Sinergi ini diharapkan menjadi langkah nyata memperkuat nilai kebersamaan dan tanggung jawab sosial.
Menteri Pariwisata (Menpar) Widiyanti Putri Wardhana menyambut baik kolaborasi antara Kementerian Pariwisata dan Baznas dalam acara Sosialisasi Unit Pengumpul Zakat (UPZ) Baznas–Kemenpar yang digelar di Jakarta, Rabu (8/10/2025).
Menurutnya, kerja sama ini merupakan wujud nyata pelaksanaan ajaran Islam sekaligus penguatan semangat gotong royong dalam kebaikan.
“Kami melihat zakat bukan hanya sebagai kewajiban, tetapi juga sebagai sarana memperkuat solidaritas sosial di lingkungan kerja,” ujar Menteri Widiyanti.
Ia menambahkan, potensi muzaki di satuan kerja pusat Kemenpar mencapai 992 orang. Potensi ini dapat dimaksimalkan dengan peran aktif para pejabat dan pegawai muslim menunaikan zakat secara rutin melalui UPZ Kemenpar.
Menteri Widiyanti terus mengajak seluruh pejabat dan pegawai untuk menyalurkan zakat melalui UPZ agar pengelolaan dan penyalurannya menjadi semakin terarah dan berdampak luas.

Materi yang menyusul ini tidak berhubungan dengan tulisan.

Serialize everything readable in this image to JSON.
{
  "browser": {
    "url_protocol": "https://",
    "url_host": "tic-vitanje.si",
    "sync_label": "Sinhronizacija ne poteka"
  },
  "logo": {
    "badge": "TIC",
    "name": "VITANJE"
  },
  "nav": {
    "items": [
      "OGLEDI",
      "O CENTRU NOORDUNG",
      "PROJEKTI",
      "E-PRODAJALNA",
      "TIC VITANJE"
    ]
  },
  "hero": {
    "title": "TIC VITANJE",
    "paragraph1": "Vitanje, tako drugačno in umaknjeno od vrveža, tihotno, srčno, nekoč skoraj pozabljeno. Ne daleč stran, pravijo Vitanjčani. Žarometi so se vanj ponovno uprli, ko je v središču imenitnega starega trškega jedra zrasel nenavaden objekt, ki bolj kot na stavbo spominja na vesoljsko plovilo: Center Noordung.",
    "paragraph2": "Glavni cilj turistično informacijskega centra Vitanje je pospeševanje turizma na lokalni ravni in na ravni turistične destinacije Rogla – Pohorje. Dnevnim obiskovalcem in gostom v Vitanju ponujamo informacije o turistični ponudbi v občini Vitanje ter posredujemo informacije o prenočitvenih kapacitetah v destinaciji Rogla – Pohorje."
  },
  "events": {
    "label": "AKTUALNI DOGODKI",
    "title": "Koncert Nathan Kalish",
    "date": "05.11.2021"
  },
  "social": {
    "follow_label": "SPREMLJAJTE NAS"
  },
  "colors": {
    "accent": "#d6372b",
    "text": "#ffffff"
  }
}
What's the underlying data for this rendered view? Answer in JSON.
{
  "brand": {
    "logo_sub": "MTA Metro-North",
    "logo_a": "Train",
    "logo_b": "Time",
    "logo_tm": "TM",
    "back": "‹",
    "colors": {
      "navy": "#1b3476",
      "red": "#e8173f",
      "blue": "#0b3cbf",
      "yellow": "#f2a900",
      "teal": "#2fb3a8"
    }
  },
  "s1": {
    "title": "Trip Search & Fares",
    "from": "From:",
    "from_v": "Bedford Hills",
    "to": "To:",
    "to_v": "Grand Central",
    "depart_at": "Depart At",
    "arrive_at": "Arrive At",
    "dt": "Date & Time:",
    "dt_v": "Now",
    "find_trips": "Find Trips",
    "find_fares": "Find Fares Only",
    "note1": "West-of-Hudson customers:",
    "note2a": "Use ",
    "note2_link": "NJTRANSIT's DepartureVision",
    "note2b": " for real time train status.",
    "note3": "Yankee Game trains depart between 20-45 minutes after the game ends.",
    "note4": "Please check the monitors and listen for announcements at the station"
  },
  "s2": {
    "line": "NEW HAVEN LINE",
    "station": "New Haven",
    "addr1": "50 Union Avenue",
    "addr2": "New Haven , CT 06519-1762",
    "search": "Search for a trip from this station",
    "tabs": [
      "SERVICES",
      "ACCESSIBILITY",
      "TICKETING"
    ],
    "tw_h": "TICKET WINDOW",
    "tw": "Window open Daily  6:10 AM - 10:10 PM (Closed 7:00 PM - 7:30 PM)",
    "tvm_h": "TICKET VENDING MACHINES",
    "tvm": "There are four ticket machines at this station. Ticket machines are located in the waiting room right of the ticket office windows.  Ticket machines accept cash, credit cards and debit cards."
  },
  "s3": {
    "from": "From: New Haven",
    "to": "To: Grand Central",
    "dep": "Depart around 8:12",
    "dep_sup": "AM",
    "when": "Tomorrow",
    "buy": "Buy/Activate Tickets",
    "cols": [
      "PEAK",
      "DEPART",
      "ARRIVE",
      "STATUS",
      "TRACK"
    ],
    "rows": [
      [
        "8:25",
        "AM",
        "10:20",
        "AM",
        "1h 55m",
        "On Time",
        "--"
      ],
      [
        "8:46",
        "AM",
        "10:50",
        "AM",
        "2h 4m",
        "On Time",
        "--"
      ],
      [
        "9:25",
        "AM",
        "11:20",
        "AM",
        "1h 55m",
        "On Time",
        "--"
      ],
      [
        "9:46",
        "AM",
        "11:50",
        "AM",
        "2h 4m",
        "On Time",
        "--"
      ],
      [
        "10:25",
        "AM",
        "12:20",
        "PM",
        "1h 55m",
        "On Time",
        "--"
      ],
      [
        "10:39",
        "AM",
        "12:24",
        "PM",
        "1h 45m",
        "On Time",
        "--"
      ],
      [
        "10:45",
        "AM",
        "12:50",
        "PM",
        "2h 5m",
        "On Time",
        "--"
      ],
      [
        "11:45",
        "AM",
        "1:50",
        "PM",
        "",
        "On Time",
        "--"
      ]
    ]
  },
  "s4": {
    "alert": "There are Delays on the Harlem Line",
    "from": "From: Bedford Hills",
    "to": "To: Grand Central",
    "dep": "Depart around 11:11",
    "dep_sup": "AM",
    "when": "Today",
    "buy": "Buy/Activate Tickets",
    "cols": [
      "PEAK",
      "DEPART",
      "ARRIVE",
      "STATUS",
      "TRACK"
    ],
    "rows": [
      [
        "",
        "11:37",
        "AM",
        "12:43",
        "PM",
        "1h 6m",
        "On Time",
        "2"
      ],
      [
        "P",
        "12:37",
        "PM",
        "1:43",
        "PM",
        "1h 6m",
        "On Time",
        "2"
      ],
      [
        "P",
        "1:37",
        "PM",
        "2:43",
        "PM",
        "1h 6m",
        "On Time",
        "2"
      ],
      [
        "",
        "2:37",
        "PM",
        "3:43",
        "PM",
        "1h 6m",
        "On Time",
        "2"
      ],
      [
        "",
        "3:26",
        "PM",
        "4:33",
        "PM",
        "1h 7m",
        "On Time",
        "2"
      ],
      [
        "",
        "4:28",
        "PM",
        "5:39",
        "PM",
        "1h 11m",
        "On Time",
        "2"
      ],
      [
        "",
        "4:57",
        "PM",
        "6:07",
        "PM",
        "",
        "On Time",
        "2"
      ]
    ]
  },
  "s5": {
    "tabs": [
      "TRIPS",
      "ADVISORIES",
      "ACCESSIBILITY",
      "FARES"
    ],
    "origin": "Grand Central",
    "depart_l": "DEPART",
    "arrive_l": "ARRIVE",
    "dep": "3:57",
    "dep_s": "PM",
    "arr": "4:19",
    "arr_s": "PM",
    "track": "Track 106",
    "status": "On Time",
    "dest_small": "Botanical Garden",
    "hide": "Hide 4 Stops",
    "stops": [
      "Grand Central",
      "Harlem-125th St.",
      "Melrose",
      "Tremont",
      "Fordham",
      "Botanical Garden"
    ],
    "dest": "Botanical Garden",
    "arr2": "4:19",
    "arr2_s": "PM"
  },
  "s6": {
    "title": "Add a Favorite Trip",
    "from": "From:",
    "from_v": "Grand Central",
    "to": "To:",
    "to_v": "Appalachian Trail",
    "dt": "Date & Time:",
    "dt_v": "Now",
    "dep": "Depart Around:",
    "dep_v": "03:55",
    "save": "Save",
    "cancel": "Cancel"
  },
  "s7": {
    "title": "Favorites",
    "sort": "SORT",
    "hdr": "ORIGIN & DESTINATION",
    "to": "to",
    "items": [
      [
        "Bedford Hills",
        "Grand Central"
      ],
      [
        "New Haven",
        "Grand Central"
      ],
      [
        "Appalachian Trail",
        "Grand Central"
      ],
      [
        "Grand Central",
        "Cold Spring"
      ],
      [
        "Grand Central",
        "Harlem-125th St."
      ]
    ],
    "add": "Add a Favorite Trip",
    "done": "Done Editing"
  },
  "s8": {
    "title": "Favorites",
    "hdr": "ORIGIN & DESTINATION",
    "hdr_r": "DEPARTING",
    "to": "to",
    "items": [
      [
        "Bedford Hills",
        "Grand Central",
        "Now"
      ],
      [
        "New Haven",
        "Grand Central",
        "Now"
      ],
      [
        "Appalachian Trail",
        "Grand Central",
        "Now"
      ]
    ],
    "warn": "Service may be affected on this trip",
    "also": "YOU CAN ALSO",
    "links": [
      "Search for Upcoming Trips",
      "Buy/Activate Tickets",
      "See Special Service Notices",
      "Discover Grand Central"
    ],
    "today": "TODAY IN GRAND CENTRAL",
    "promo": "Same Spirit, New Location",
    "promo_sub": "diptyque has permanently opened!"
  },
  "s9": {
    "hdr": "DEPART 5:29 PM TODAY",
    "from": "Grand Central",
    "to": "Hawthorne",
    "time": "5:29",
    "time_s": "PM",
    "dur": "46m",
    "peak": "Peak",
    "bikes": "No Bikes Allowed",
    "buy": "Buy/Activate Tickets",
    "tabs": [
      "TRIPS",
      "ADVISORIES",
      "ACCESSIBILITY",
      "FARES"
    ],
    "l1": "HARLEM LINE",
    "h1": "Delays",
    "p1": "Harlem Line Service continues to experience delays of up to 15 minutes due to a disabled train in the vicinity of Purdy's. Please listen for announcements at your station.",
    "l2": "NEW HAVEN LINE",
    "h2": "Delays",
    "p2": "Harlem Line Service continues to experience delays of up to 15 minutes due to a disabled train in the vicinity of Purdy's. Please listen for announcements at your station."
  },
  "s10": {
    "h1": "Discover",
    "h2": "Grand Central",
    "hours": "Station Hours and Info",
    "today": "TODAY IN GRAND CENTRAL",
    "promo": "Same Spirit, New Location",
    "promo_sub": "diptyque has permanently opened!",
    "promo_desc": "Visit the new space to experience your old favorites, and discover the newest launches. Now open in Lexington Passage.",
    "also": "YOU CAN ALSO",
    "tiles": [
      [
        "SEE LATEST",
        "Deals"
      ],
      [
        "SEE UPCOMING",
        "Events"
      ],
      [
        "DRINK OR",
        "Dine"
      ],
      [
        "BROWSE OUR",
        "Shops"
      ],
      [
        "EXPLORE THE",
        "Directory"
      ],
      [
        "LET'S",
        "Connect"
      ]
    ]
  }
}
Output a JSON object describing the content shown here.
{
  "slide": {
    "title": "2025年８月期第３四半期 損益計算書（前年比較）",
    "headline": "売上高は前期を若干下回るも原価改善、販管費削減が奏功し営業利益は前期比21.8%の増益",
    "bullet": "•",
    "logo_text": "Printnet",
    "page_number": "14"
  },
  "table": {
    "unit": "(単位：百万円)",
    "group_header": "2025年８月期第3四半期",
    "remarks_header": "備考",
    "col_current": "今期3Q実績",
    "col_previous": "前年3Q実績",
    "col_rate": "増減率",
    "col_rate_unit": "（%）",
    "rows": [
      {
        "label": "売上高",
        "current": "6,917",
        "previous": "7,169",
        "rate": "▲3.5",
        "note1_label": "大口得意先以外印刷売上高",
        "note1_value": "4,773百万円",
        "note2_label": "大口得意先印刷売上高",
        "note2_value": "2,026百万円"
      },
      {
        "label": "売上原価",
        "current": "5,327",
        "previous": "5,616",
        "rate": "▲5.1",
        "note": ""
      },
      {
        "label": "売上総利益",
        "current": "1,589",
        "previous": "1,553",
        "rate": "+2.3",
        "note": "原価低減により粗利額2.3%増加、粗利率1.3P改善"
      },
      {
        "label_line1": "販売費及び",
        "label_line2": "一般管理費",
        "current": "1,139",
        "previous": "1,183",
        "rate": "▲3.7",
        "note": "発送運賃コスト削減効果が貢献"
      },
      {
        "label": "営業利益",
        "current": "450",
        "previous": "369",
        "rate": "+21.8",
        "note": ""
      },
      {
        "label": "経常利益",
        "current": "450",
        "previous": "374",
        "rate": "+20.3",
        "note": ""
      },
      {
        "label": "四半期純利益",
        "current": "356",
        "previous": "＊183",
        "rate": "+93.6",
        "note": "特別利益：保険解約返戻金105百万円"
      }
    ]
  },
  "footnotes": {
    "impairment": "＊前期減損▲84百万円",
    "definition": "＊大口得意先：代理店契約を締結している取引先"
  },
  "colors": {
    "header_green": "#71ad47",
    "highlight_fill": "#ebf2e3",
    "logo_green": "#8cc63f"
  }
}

“Pengelolaan zakat melalui UPZ bukan hanya diperuntukkan bagi keluarga fakir miskin, tetapi juga menyentuh sektor pariwisata,” jelasnya.
Sebanyak 70 persen dana zakat akan disalurkan untuk program pendidikan, kesehatan, kemanusiaan, ekonomi, dan dakwah. Sisanya, sebanyak 30 persen, akan difokuskan pada pengembangan wisata halal, desa wisata, serta pemberdayaan pelaku UMKM—bagian penting dari ekosistem pariwisata yang berkelanjutan dan inklusif.
Kinerja UPZ Kemenpar telah membanggakan dengan diraihnya empat penghargaan, yaitu Optimalisasi Potensi Zakat, Perencanaan ZIS Terbaik, Pelaporan Terbaik, dan Penyaluran ZIS Terbaik.
Ke depan, Menteri Widiyanti berharap pengelolaan zakat di lingkungan Kemenpar semakin transparan, akuntabel, dan memberi manfaat luas bagi masyarakat yang membutuhkan.
Ia mengajak seluruh pihak menjadikan zakat sebagai gerakan bersama untuk memperkuat kesejahteraan, keberkahan, serta mendukung perkembangan pariwisata yang inklusif dan berkelanjutan.